Chambre de commerce de Sainte-Justine: on parle repreneuriat avec Rotobec
AFFAIRES. Le premier souper-conférence de 2026 de la Chambre de commerce de Sainte-Justine, tenu le mercredi 18 février dans la salle Desjardins du nouveau Centre Rotobec de la localité, a attiré une cinquantaine de personnes, une assistance record pour une activité de l’organisation au cours des dernières années.
Sylvain Cayouette, actionnaire chez Rotobec, ainsi que sa fille Audrey étaient les conférenciers invités. Ceux-ci ont entretenu les personnes présentes sur l’importance du repreneuriat et, particulièrement, du processus de transfert vers la troisième génération qui est en cours, au sein de l’entreprise familiale, depuis 2024. Actuellement, trois des enfants de Marcel Cayouette et son épouse Justine, fondateurs de Rotobec, soit Sylvain, Richard et Benoît Cayouette, sont actionnaires de l’entreprise en compagnie de Julien Veilleux, qui est le PDG de l’entreprise.
Pour la troisième génération qui se prépare à la relève au cours des prochaines années, ce sont sept des petits-enfants des fondateurs qui ont manifesté leur intérêt pour la suite des choses, dont cinq qui sont actifs au sein de celle-ci, a précisé Sylvain Cayouette.
Rappelant que seulement une entreprise familiale sur 10, au Québec, réussit le transfert vers la troisième génération, M. Cayouette a insisté sur l’importance, pour les parties impliquées, d’être bien accompagnés dans ce processus qui est souvent le fruit d’un processus à long terme, comme c’est le cas chez Rotobec.
« On a eu de l’accompagnement là-dedans et c’est important, car c’est quelque chose qu’on ne pouvait faire seuls. Plus on progresse dans ce projet, plus on s’aperçoit qu’on a du pain sur la planche et de l’apprentissage à faire », indiquait-il, ajoutant que dans tout transfert d’entreprise, « ça prend du talent et de la volonté, car ce n’est pas tout le monde qui a nécessairement les mêmes ambitions. »

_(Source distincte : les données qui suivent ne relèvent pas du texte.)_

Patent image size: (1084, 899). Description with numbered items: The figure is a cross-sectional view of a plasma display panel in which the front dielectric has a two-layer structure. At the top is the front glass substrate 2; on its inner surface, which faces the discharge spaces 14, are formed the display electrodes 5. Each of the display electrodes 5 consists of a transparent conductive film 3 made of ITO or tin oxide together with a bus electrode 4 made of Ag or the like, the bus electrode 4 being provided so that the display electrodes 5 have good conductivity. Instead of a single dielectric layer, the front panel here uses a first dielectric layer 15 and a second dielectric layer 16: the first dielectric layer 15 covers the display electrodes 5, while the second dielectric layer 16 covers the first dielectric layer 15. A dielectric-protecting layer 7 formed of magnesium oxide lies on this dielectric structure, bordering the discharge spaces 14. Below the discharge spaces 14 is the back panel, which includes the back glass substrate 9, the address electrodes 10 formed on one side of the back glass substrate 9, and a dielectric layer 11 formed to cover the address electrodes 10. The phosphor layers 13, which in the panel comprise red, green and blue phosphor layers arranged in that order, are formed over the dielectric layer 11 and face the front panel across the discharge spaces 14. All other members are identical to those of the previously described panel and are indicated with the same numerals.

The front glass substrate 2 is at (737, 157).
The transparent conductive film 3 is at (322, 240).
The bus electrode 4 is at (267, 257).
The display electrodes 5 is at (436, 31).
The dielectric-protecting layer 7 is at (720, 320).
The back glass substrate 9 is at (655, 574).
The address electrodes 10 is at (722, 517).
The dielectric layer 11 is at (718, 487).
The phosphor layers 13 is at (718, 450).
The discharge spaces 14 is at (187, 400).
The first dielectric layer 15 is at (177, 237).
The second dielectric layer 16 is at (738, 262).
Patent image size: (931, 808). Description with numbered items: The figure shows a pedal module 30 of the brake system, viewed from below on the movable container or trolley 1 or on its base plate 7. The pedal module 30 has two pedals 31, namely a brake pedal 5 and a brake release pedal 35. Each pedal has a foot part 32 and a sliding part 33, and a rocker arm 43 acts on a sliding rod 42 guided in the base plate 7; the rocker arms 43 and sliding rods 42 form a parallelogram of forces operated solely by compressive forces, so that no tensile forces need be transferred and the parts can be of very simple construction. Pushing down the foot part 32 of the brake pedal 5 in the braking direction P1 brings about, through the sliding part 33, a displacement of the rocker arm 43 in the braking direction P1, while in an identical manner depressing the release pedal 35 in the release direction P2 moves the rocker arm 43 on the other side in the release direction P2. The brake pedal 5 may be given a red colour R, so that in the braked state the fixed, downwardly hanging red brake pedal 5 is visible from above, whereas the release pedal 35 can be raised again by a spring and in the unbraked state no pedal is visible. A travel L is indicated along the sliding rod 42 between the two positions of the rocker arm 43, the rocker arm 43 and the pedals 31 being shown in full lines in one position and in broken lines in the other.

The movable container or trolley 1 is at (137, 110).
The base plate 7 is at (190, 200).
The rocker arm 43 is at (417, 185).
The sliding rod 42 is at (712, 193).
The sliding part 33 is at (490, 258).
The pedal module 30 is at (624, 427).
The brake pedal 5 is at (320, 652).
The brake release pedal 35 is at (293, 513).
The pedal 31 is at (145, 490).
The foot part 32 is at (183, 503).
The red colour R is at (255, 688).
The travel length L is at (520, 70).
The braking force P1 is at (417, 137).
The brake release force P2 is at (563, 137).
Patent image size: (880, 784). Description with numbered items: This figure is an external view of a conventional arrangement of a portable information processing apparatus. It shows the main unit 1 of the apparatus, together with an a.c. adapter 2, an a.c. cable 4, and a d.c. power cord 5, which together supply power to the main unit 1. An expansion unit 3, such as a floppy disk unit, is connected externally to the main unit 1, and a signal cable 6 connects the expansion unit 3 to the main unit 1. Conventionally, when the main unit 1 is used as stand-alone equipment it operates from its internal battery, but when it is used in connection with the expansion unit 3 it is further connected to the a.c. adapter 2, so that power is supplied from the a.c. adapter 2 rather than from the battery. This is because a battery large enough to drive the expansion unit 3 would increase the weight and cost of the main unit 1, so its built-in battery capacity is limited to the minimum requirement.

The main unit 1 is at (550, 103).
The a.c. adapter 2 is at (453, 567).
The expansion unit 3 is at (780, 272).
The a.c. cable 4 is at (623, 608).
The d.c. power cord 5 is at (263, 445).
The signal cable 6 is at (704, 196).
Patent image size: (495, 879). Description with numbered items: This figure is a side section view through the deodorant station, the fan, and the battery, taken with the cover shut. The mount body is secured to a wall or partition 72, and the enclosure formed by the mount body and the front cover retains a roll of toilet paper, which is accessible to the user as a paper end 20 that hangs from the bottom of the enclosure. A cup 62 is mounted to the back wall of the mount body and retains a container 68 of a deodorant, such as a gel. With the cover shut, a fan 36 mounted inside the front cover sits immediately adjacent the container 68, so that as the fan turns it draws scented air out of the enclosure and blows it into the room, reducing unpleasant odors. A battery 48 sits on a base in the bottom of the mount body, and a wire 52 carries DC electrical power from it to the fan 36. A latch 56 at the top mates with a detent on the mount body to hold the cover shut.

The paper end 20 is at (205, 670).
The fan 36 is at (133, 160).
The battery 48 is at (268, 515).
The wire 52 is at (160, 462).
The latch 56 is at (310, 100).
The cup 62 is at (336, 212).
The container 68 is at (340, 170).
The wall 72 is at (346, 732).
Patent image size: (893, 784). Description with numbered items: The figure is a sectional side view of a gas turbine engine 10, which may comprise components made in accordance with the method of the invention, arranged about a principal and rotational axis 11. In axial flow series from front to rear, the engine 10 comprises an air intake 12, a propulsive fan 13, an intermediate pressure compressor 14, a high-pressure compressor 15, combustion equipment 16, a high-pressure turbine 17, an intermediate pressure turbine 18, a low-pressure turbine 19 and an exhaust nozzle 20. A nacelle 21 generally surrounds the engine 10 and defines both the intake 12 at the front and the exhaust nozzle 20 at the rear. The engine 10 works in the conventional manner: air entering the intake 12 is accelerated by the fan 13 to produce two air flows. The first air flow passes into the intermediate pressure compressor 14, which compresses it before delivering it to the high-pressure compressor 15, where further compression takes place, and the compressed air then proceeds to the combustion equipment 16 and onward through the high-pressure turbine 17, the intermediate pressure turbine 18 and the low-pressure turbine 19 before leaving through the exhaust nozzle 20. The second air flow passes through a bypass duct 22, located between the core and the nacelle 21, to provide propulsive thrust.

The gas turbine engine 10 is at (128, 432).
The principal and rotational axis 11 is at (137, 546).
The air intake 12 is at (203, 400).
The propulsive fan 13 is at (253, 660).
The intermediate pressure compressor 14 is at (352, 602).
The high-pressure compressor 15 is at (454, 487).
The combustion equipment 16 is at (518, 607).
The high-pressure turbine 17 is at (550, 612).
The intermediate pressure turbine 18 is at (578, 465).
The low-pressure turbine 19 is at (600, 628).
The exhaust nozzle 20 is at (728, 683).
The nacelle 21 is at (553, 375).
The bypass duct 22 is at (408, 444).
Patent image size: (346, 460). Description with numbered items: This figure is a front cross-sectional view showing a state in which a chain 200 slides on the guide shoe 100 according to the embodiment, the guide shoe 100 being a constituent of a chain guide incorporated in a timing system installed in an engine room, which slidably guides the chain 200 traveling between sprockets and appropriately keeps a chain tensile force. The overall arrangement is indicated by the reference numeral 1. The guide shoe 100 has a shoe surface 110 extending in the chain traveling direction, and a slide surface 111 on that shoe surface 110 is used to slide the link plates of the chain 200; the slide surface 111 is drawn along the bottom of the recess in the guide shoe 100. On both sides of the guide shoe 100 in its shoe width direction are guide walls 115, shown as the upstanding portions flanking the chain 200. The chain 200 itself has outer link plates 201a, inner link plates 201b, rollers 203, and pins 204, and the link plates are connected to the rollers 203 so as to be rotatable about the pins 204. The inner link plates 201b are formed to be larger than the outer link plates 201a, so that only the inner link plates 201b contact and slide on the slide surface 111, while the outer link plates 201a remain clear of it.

« Nous sommes les sept intéressés par l’actionnariat, mais l’implication de chacun se fait à différents niveaux. Je suis en management, qui est au niveau des opérations, alors que l’actionnariat est plus au niveau de la gouvernance. Tu peux être soudeur et actionnaire et ce n’est pas un problème. L’important est de contribuer », mentionne pour sa part Audrey Cayouette en ajoutant que cette volonté de prendre la relève de son père et de son grand-père est le fruit d’une longue réflexion.
« Il y a un grand bout où je ne savais pas si je voulais œuvrer au sein de l’entreprise ou être actionnaire. Quand tu as 14 ou 15 ans, tu te cherches et quand tu décides de t’impliquer au sein de l’entreprise familiale, il faut que tu le fasses pour toi et, surtout, pour les bonnes raisons. J’ai beaucoup réfléchi, car je voulais être certaine de le faire pour moi, pas juste pour satisfaire mon père ou mon grand-père. Quand tout était clair dans ma tête, j’ai choisi de venir travailler chez Rotobec », a-t-elle mentionné.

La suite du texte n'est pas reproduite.